Warren Buffett’s Berkshire Hathaway (BRK.A) (BRK.B) has sold about 33.9 million shares of Bank of America (BAC) for $1.48 billion, according to a recent SEC filing. Following the release of the news, BAC stock fell about 1.5% in pre-market trading today.
It should be noted that Berkshire’s decision to divest its stake in BAC came just a few days after the release of the bank’s Q2 results. Though BAC exceeded both earnings and revenue estimates, profits dropped 5.7% from the year-ago quarter due to a fall in net interest income.

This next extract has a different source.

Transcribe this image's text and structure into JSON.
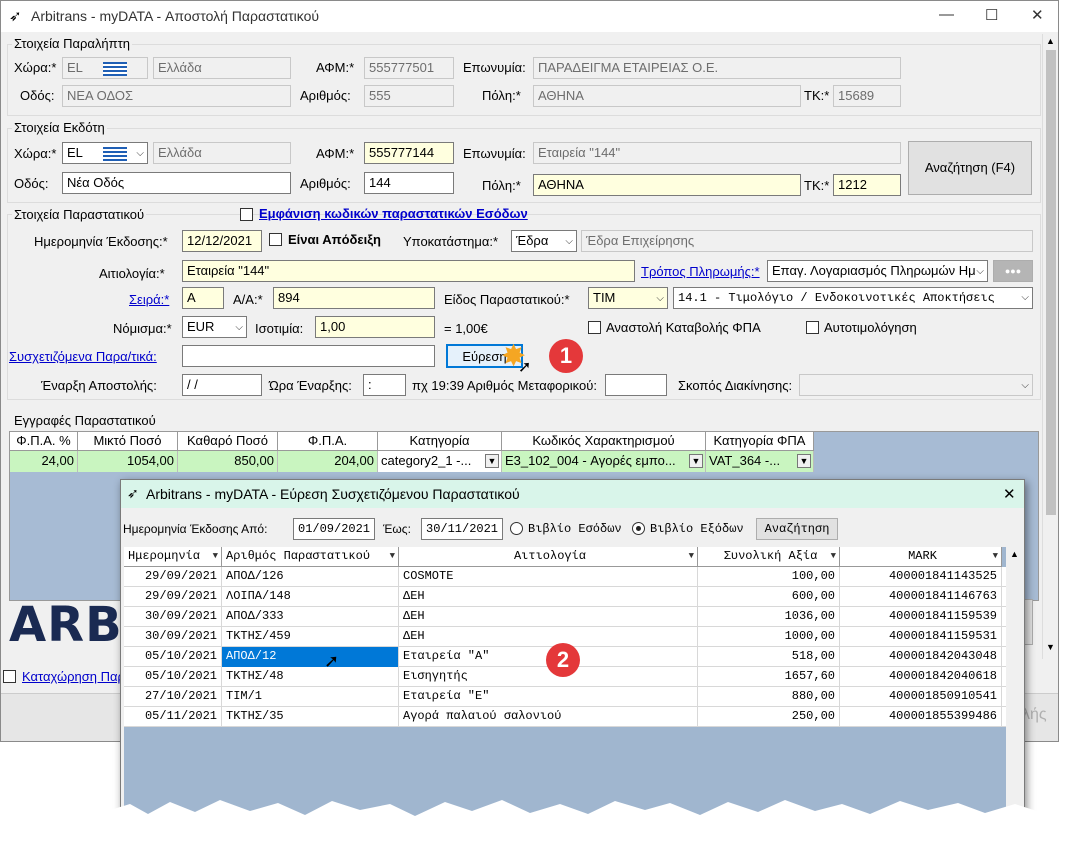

Details about Berkshire’s Recent Stake Sale
The divestment reduced Berkshire’s ownership to approximately 999 million Bank of America shares, valued at over $42 billion. The transactions occurred between July 17 and 19, with prices ranging from $43.13 to $44.07. Despite this sale, Buffett continues to be one of BAC’s largest shareholders.
Interestingly, Berkshire began investing in BAC stock back in 2011, during a period when many investors questioned the bank’s capital health.
Berkshire’s decision to unload BAC stock could be interpreted as a bearish signal. Nonetheless, retail investors should analyze stocks on multiple parameters. Savvy investors can leverage TipRanks’ Experts Center tools to enhance their decision-making process and make well-informed investment choices.
Is BAC a Good Buy Right Now?
BAC stock has received 10 Buy, five Hold, and one Sell recommendations for a Moderate Buy consensus rating. While analysts are cautiously optimistic, the stock sports a “Perfect 10” Smart Score on TipRanks. It’s worth noting that the shares carrying a “Perfect 10” Smart Score have easily outperformed the S&P 500 Index (SPX) by a significant margin over the past several years.
Further, the analysts’ average price target on BAC stock of $45.16 implies 5.3% upside potential from current levels.